Nathan Dunlap Case: Lawyers File Challenge To Colorado Execution Procedures

Lawyers Challenge Execution Procedures

Attorneys for a man awaiting an execution date this summer have filed another legal offensive to stave of his execution.

Nathan Dunlap's attorneys are arguing that the state Department of Corrections' execution protocol is a violation of Dunlap's due process rights because they argue that planning for the execution has been kept secret.

"We've got lawyers and an inmate who literally don't know how the state intends to carry this out," attorney James Kilroy, one of the attorney's representing Dunlap told The Denver Post Thursday.

Dunlap's attorneys are also arguing that the way prison officials plan to put him to death could cause prolonged and excruciating pain, a violation of the Constitution's ban on cruel and unusual punishment.

Dunlap's attorneys argued that their client had undiagnosed bipolar disorder in 1993, the year Dunlap walked into an Aurora Chuck E. Cheese restaurant and fatally shot three teenagers and a manager. A fifth person, Bobby Stevens, was injured and survived. Three years later at the age of 22, Dunlap was convicted and sentenced to death.

In February however, the U.S. Supreme Court declined to hear Dunlap's appeal and this month -- after spending 17 years on death row -- a judge ruled that Dunlap be executed the week of Aug. 18.

Now Democratic Gov. John Hickenlooper is left with the final say.

"It's a hard one. It's as hard as it gets," Hickenlooper told the media on Monday outside the Capitol.

The governor has been meeting with Dunlap's defense team, victims' family members and prosecutors but has told reporters that he remains conflicted about whether or not to exercise his power to grant clemency.

However rumors in Colorado's more conservative blogosphere that the governor might be leaning toward clemency picked up steam last week when Hickenlooper's chief of staff, Roxane White, sent out some suggestive Tweets.

White also Tweeted that all of Colorado's death row inmates are from the same judicial district and "all African American men from the same high school" before linking out to the International Commission Against Death Penalty.

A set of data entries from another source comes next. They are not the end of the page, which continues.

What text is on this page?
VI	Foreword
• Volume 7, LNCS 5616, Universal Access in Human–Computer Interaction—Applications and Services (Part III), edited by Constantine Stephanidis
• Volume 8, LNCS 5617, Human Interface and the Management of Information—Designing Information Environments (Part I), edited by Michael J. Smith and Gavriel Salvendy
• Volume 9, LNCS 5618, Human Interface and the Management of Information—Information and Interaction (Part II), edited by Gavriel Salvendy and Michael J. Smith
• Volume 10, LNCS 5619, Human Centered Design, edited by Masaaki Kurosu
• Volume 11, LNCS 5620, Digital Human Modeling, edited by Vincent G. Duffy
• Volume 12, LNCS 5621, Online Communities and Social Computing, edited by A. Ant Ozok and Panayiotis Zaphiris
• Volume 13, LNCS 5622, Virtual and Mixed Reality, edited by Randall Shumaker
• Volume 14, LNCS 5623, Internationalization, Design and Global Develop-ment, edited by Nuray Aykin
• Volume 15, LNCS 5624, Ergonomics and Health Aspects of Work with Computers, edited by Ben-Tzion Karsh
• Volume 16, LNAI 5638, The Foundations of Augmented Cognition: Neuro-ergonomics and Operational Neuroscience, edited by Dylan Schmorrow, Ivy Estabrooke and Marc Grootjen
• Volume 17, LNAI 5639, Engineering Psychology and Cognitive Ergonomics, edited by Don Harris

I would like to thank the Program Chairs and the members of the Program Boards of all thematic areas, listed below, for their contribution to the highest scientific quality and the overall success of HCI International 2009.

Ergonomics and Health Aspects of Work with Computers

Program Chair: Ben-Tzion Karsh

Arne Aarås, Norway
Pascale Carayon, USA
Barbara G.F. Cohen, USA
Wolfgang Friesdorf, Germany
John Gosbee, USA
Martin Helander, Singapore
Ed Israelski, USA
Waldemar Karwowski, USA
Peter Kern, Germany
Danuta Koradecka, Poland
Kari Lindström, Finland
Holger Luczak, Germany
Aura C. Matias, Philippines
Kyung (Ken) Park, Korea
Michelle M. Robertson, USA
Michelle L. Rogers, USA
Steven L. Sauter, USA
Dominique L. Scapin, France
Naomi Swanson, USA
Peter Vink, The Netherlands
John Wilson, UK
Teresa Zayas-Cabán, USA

"My cabinet are about half and half," Hickenlooper said Monday. "Maybe about 60 percent oppose the death penalty, 40 percent support it."

The petition says jurors did not know about Dunlap's mental health disorder when they convicted him.

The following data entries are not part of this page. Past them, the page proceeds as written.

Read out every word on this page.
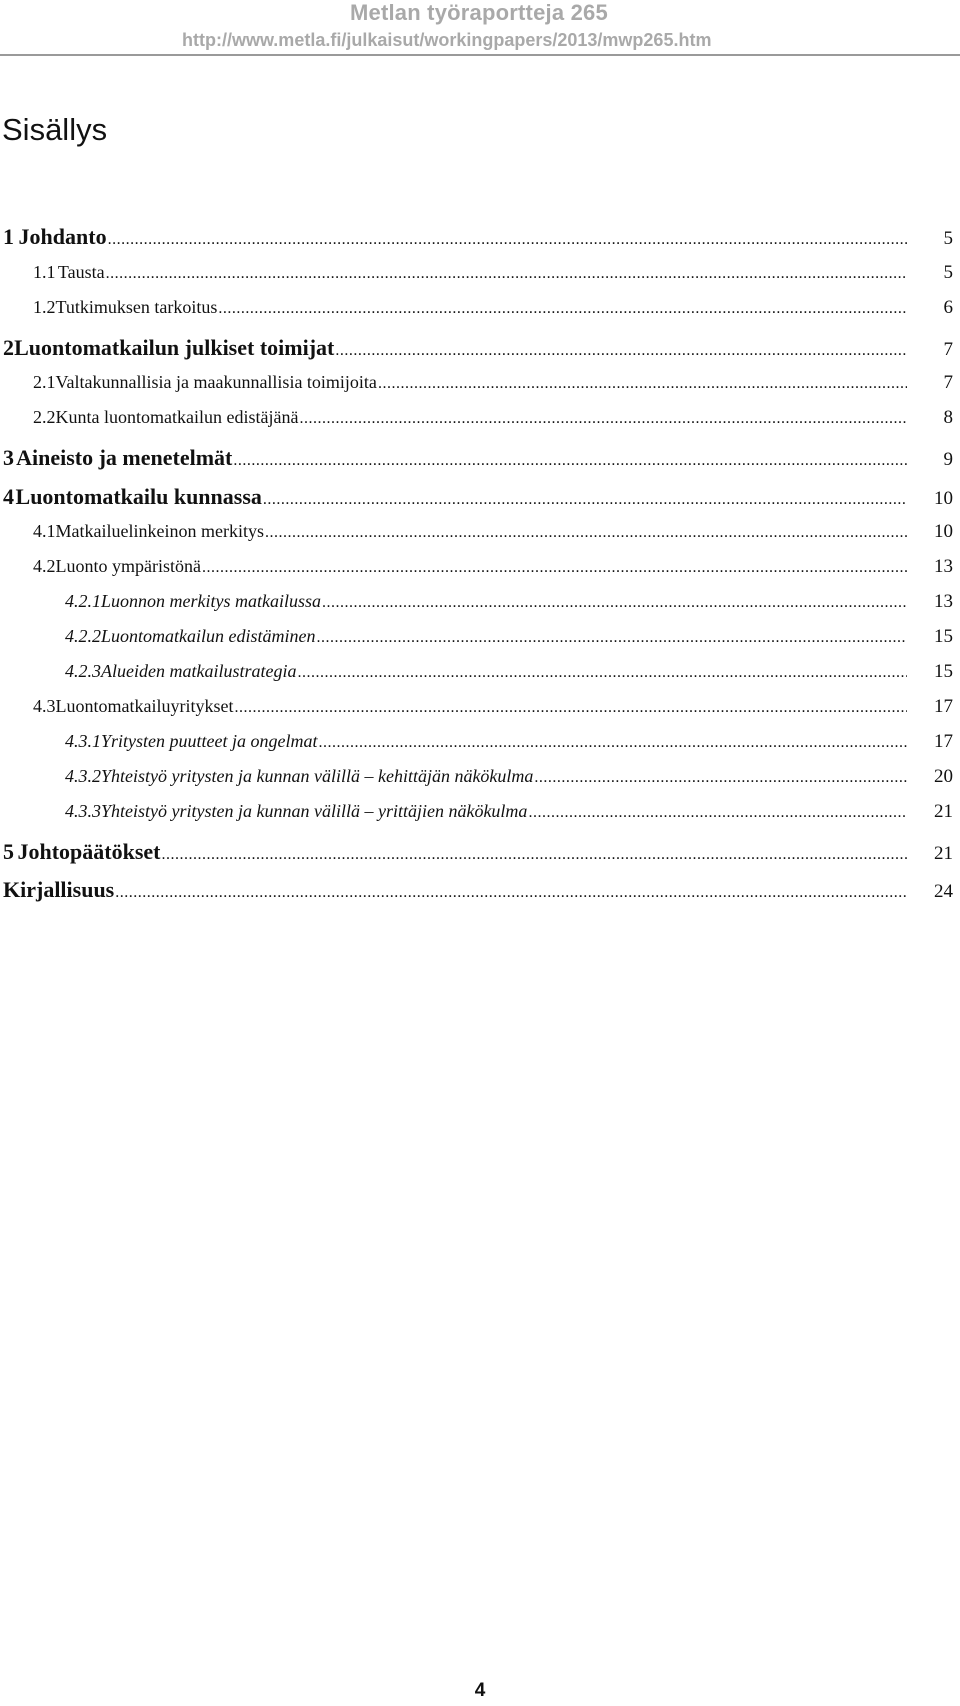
Metlan työraportteja 265
http://www.metla.fi/julkaisut/workingpapers/2013/mwp265.htm
Sisällys
1 Johdanto .....	5
1.1 Tausta .....	5
1.2 Tutkimuksen tarkoitus .....	6
2 Luontomatkailun julkiset toimijat .....	7
2.1 Valtakunnallisia ja maakunnallisia toimijoita .....	7
2.2 Kunta luontomatkailun edistäjänä .....	8
3 Aineisto ja menetelmät .....	9
4 Luontomatkailu kunnassa .....	10
4.1 Matkailuelinkeinon merkitys .....	10
4.2 Luonto ympäristönä .....	13
4.2.1 Luonnon merkitys matkailussa .....	13
4.2.2 Luontomatkailun edistäminen .....	15
4.2.3 Alueiden matkailustrategia .....	15
4.3 Luontomatkailuyritykset .....	17
4.3.1 Yritysten puutteet ja ongelmat .....	17
4.3.2 Yhteistyö yritysten ja kunnan välillä – kehittäjän näkökulma .....	20
4.3.3 Yhteistyö yritysten ja kunnan välillä – yrittäjien näkökulma .....	21
5 Johtopäätökset .....	21
Kirjallisuus .....	24
4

"Nathan Dunlap's childhood was characterized by extreme physical, emotional and sexual abuse. The jury that sentenced him to death knew nothing of his serious mental illness, or the role of that illness in his commission of the murders. Nathan Dunlap - then 19 years old - was in the grip of his first full-blown manic phase when he committed his terrible crime," the petition read.

Bob Crowell, the father of 19-year-old Sylvia Crowell who was killed in the shootings, told The Denver Post that he estimated three-quarters of the victims' family members remain in favor of execution.

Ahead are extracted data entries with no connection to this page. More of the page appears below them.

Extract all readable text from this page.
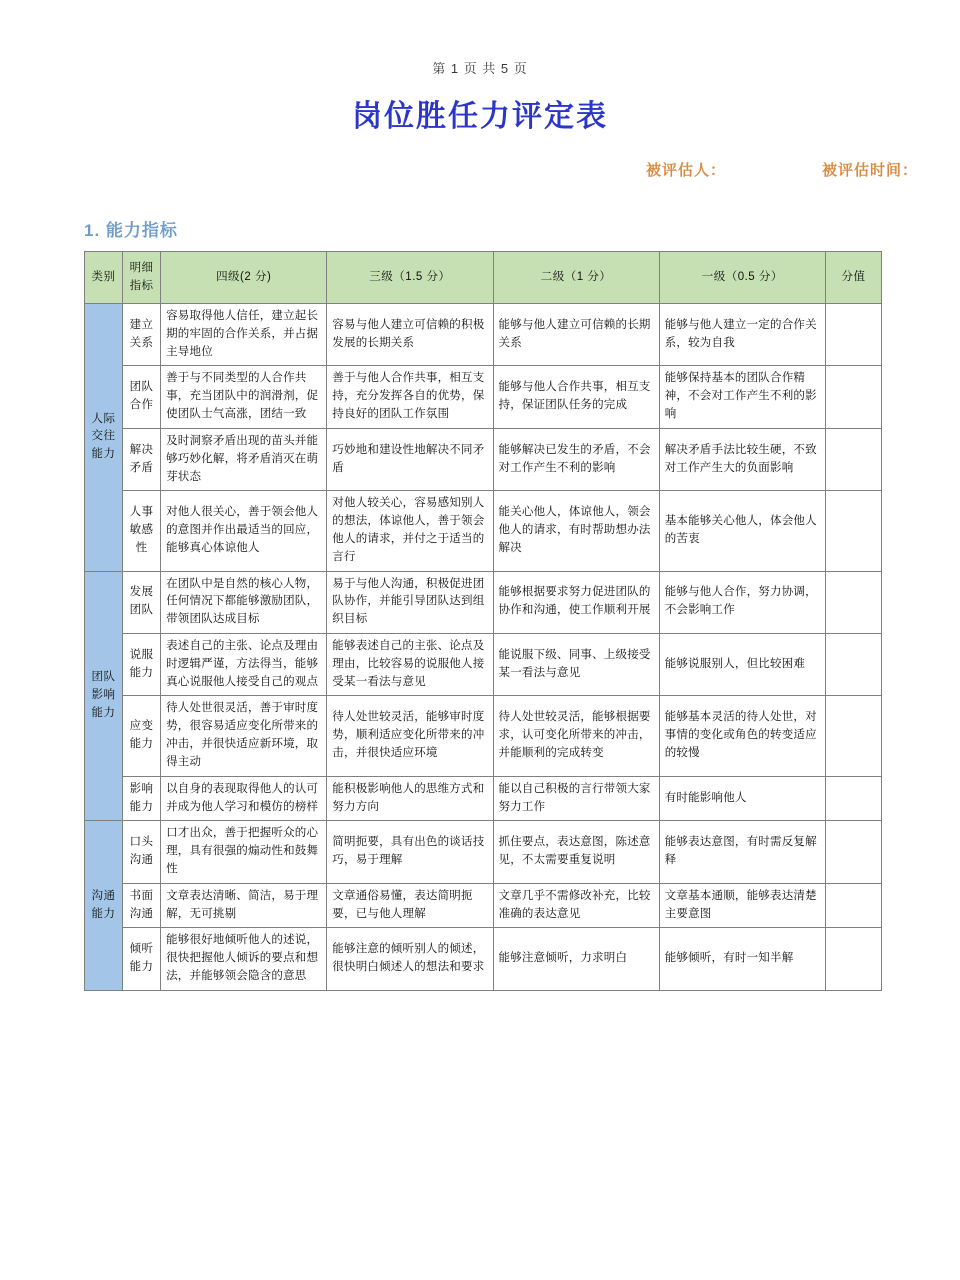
第 1 页 共 5 页
岗位胜任力评定表
被评估人：	被评估时间：
1. 能力指标
类别	明细指标	四级(2 分)	三级（1.5 分）	二级（1 分）	一级（0.5 分）	分值
人际交往能力	建立关系	容易取得他人信任，建立起长期的牢固的合作关系，并占据主导地位	容易与他人建立可信赖的积极发展的长期关系	能够与他人建立可信赖的长期关系	能够与他人建立一定的合作关系，较为自我	
	团队合作	善于与不同类型的人合作共事，充当团队中的润滑剂，促使团队士气高涨，团结一致	善于与他人合作共事，相互支持，充分发挥各自的优势，保持良好的团队工作氛围	能够与他人合作共事，相互支持，保证团队任务的完成	能够保持基本的团队合作精神，不会对工作产生不利的影响	
	解决矛盾	及时洞察矛盾出现的苗头并能够巧妙化解，将矛盾消灭在萌芽状态	巧妙地和建设性地解决不同矛盾	能够解决已发生的矛盾，不会对工作产生不利的影响	解决矛盾手法比较生硬，不致对工作产生大的负面影响	
	人事敏感性	对他人很关心，善于领会他人的意图并作出最适当的回应，能够真心体谅他人	对他人较关心，容易感知别人的想法，体谅他人，善于领会他人的请求，并付之于适当的言行	能关心他人，体谅他人，领会他人的请求，有时帮助想办法解决	基本能够关心他人，体会他人的苦衷	
团队影响能力	发展团队	在团队中是自然的核心人物，任何情况下都能够激励团队，带领团队达成目标	易于与他人沟通，积极促进团队协作，并能引导团队达到组织目标	能够根据要求努力促进团队的协作和沟通，使工作顺利开展	能够与他人合作，努力协调，不会影响工作	
	说服能力	表述自己的主张、论点及理由时逻辑严谨，方法得当，能够真心说服他人接受自己的观点	能够表述自己的主张、论点及理由，比较容易的说服他人接受某一看法与意见	能说服下级、同事、上级接受某一看法与意见	能够说服别人，但比较困难	
	应变能力	待人处世很灵活，善于审时度势，很容易适应变化所带来的冲击，并很快适应新环境，取得主动	待人处世较灵活，能够审时度势，顺利适应变化所带来的冲击，并很快适应环境	待人处世较灵活，能够根据要求，认可变化所带来的冲击，并能顺利的完成转变	能够基本灵活的待人处世，对事情的变化或角色的转变适应的较慢	
	影响能力	以自身的表现取得他人的认可并成为他人学习和模仿的榜样	能积极影响他人的思维方式和努力方向	能以自己积极的言行带领大家努力工作	有时能影响他人	
沟通能力	口头沟通	口才出众，善于把握听众的心理，具有很强的煽动性和鼓舞性	简明扼要，具有出色的谈话技巧，易于理解	抓住要点，表达意图，陈述意见，不太需要重复说明	能够表达意图，有时需反复解释	
	书面沟通	文章表达清晰、简洁，易于理解，无可挑剔	文章通俗易懂，表达简明扼要，已与他人理解	文章几乎不需修改补充，比较准确的表达意见	文章基本通顺，能够表达清楚主要意图	
	倾听能力	能够很好地倾听他人的述说，很快把握他人倾诉的要点和想法，并能够领会隐含的意思	能够注意的倾听别人的倾述，很快明白倾述人的想法和要求	能够注意倾听，力求明白	能够倾听，有时一知半解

In a video released by his attorneys, Dunlap says he regrets what he did and that he wrote letters to his victims' families.

"It's my understanding that some people perceive the letters as being cold. I can't dispute that because I didn't know if these people wanted to hear from me. I want to talk to them, for them, not for me. I don't want to cause Bobby Stephens, anybody, anymore pain that I've already caused," Dunlap said.

Dunlap's attorneys are also challenging the constitutionality of the death penalty, arguing that it's cruel and unusual punishment to make inmates wait on death row for decades for a possible execution date. The judge set a June 10 hearing to hear Dunlap's attorneys' arguments.

But, the petition says, "One thing is certain: Mr. Dunlap will never leave prison alive."

Dunlap is set to become the first prisoner to be executed in Colorado in 16 years, since the execution of convicted killer and rapist Gary Davis in 1997 by lethal injection.